We lit up and instantly time-traveled.
There we were, two washed-up former “cool guys,” standing in an alley behind a venue, smoking a damn good cigar and remembering when we could get into any club in Dallas without waiting in line.
We talked about how we used to get stopped on the street.
How promoters once begged us to play.
How bartenders knew our names.
How we thought we’d live forever under stage lights.
Then we looked at each other and laughed, hard.
We weren’t those guys anymore.
But that little stick of leaf and fire gave us permission to revisit them… just for a moment.
And man… that cigar?
It’s a banger.
Complex, spicy, sweet, full of depth….like the perfect soundtrack for revisiting old versions of yourself without letting those ghosts rent space in your head.
It was a moment only the brotherhood of the leaf can create: halfway between memory and reality, halfway between the men we were and the men we’ve grown into.
And it anchored the truth I was about to learn inside that venue…
Like many of us, I’ve spent a lot of years re-tracing old conversations, replaying old jokes, and trying to resurrect my grandmother’s recipes with no success.
I wonder sometimes what 13-year-old me would think of 42-year-old me:
Would he be proud?
Embarrassed?
Would he think I peaked too early?
Would he still want to be my friend?
Would I be pinned at the top of his text thread?
The holidays bring nostalgia straight to your doorstep.
The crazy uncle with the cheesedip.
The cousin who suddenly becomes a political analyst after two White Claws.
Moms hovering over turkey like it's a newborn baby.
We revisit the same rituals every year, replay the same stories, but rarely sit still long enough to appreciate the sacred weirdness of the moment we’re actually in.
We’re somewhere between who we were and who we’ll become.
My mind?
Prone to wander.
It takes a good deal of focus to be present. It takes discipline to accept life on life's terms, to not get too caught up in "future-tripping" (the mental habit of getting lost in anxious thoughts and worst-case scenarios about the future, often due to fear and a desire to control the uncontrollable) or spending too much time on memory lane….to let life be what it is instead of what it was or what it could be.
But at that show?
We were present.
Beautifully, imperfectly present.
We screamed lyrics with strangers who once filled our MySpace Top 8.

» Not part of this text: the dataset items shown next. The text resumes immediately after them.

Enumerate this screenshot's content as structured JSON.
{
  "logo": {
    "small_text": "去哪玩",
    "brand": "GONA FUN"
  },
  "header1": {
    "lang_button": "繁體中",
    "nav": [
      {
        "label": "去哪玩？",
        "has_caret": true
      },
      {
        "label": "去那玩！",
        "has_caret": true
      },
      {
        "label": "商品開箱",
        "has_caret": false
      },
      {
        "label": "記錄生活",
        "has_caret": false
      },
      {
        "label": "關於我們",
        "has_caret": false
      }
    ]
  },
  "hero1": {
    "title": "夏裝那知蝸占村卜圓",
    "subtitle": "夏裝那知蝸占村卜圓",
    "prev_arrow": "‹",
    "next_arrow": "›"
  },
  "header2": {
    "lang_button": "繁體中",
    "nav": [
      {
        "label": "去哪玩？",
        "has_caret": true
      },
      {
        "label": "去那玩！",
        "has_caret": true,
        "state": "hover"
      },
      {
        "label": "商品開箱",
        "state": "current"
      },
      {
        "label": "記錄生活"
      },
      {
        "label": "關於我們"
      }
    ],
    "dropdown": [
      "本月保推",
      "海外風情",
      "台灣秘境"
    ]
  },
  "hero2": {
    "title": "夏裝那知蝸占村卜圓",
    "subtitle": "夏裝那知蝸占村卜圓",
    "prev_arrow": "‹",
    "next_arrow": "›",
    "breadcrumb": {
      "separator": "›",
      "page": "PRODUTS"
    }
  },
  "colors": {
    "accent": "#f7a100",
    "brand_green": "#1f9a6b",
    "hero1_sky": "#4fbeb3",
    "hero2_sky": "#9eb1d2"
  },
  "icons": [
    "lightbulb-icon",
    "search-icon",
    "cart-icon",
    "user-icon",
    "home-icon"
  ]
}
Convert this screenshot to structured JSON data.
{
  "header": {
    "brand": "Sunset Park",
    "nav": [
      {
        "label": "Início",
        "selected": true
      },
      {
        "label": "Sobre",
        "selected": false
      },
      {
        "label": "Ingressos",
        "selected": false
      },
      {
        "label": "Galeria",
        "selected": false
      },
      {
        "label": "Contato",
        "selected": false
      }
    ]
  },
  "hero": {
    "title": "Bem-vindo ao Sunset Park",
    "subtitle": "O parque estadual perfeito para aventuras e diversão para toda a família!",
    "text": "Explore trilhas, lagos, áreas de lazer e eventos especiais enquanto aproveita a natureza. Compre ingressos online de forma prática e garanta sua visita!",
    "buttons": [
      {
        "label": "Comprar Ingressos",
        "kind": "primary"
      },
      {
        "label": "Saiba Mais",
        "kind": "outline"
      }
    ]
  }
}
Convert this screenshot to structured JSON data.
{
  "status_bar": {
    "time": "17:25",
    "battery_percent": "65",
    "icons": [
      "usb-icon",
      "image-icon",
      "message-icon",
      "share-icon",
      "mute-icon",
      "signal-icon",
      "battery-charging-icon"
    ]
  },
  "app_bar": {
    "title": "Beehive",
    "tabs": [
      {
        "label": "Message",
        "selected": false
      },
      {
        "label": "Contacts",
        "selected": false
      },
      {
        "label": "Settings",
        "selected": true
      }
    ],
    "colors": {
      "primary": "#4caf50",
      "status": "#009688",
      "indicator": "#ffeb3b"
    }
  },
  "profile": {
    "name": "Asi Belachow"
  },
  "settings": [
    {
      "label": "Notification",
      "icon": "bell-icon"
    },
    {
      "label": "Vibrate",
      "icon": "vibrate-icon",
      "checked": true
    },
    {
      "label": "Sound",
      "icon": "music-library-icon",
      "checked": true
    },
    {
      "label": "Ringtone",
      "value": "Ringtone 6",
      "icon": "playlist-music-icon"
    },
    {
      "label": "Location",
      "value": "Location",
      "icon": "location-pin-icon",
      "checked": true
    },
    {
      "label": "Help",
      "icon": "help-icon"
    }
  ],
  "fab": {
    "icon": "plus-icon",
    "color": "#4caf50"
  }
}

We celebrated the fact that, somehow, the music still hit.
Maybe not the same way…
But in a way we needed right now.
That’s the beauty of music, it collapses time.
It stitches the past to the present, and if you’re lucky, it hands you hope for the future.
Presence is a currency.
And most of us spend it like we’re broke.
We waste today trying to resurrect yesterday or outrun tomorrow, forgetting that the only place life actually happens is right where your feet are.
But here’s the wild thing:
The more you practice being present, the richer your life becomes, and the returns multiply with compound interest.
Every moment you truly inhale…
every conversation you fully show up to…
every memory you allow to become what it is instead of what you wish it were…
those moments stack.
They build.
They grow.
Presence doesn’t stay small.
It compounds into connection, clarity, gratitude, and stories you’ll tell long after the lights come up.
At the reunion show, I realized something simple but profound:
Nostalgia is sweet.
But presence?
Presence is sacred.
And cigars, like concerts, teach us this every time.
You light up.
You slow down.
You breathe deep.
You absorb the moment….not for what it used to be, but for what it is right now.
You savor it before it slips away.
Because one day, even the ordinary moments will become the stories we chase.